Types of food for gut health
Modifying our diet is essential for a healthy gut microbiome (the collection of beneficial bacteria present in our bodies). Diet and gut health are very closely linked. What we eat is not just nutrition for us, but it also feeds the bacteria that live in our body. What we eat can quickly
change our microbes. The question is what type of food helps our good gut bacteria to function well. Not surprisingly we should avoid, or at least reduce, processed foods, high-fat foods, and foods high in refined sugars because they destroy good bacteria and promote growth of damaging bacteria. In parallel there are a number of foods we can eat that actively promote the growth of beneficial bacteria, contributing to our overall health. So-called prebiotics provide food meant to promote the growth of beneficial bacteria (probiotics) in the gut, encouraging these necessary bacteria to multiply in the gut. Probiotics feed generally on non-digestible carbohydrates. These beneficial aliments include:
1. High-fiber foods, such as beans, wholegrains, peas, oats, bananas, apples, berries,
nuts, asparagus, avocado, artichoke and leeks.
2. Garlic and onion, which may have some anti-cancer and immune system-enhancing
properties closely tied to some of the primary functions of the gut.
3. Fermented foods, like kimchi, sauerkraut, live yoghurt, miso, and kefir are great dietary
sources of probiotics.
4. Collagen-boosting foods, such as bone broth and salmon.
Things we can do for our gut health
Apart from the diet itself making other simple lifestyle changes can alter the diversity and number of microbes in your gut for the better.
1. Lower the stress level: chronic high levels of stress are hard on your whole body, including your gut. Some way to lower stress may include meditation, walking, getting a massage, spending time with friends or family, decreasing caffeine intake, yoga.
2. Get enough sleep: not getting enough or sufficient quality of sleep can have serious impacts on your gut health, which can in turn contribute to more sleep issues.
3. Eat slowly: chewing food thoroughly and eating meals more slowly help promote full digestion and absorption of nutrients.
4. Stay hydrated: drinking plenty of water has been shown to have a beneficial effect on the mucosal lining of the intestines, as well as on the balance of good bacteria in the gut.
5. Take a probiotic supplement: it promotes the growth of beneficial bacteria in the gut. They are greatest used as a part of a day-by-day well-being regime.
6. Check for food intolerances: if you have symptoms such as cramping, abdominal pain, diarrhea, nausea, and acid reflux, you may be suffering from a food intolerance.
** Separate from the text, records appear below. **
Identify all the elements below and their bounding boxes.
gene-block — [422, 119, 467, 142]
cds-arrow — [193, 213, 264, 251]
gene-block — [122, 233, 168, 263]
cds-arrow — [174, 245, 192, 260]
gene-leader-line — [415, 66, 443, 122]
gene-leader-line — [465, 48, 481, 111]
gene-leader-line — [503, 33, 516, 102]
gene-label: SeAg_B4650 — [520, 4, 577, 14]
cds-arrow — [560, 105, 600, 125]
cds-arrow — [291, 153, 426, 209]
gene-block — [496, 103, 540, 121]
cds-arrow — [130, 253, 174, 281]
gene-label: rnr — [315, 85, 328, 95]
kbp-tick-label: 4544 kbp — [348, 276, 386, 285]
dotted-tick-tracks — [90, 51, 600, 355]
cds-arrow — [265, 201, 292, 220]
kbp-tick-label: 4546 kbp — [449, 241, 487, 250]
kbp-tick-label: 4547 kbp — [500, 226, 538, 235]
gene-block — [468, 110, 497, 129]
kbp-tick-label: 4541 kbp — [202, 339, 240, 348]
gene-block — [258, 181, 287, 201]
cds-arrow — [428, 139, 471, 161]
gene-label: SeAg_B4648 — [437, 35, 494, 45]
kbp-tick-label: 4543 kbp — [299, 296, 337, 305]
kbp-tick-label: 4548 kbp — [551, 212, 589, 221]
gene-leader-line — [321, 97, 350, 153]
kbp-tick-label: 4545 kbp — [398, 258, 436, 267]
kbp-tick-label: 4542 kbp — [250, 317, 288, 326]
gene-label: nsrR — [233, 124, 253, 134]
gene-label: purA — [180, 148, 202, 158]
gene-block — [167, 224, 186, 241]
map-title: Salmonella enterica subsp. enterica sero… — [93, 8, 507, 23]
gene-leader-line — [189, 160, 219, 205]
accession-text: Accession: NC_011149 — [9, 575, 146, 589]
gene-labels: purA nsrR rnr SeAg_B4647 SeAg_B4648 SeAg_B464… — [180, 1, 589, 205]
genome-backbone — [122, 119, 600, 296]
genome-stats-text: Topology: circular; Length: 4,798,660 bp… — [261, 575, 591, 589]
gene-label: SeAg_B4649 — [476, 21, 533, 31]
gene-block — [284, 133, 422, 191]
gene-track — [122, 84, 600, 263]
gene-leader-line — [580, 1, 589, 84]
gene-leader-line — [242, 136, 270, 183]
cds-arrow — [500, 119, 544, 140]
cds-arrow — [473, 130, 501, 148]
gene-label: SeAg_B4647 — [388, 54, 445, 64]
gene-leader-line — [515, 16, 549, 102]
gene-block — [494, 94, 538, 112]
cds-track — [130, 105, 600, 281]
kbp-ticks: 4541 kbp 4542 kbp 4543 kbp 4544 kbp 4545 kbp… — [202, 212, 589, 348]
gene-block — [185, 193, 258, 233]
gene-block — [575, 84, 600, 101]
If you are able to identify a food that is contributing to your symptoms, you may see a positive change in your digestive health by changing your eating habits.
The incredible complexity of the gut and its importance to our health is a topic of increasing research in the medical community. Numerous studies in the past two decades have demonstrated close links between gut health and our entire health picture, from digestion, to immune function, energy level and hormone balance. If you take the time to repair, balance and nourish your gut, you have the potential to see an impact on your whole body.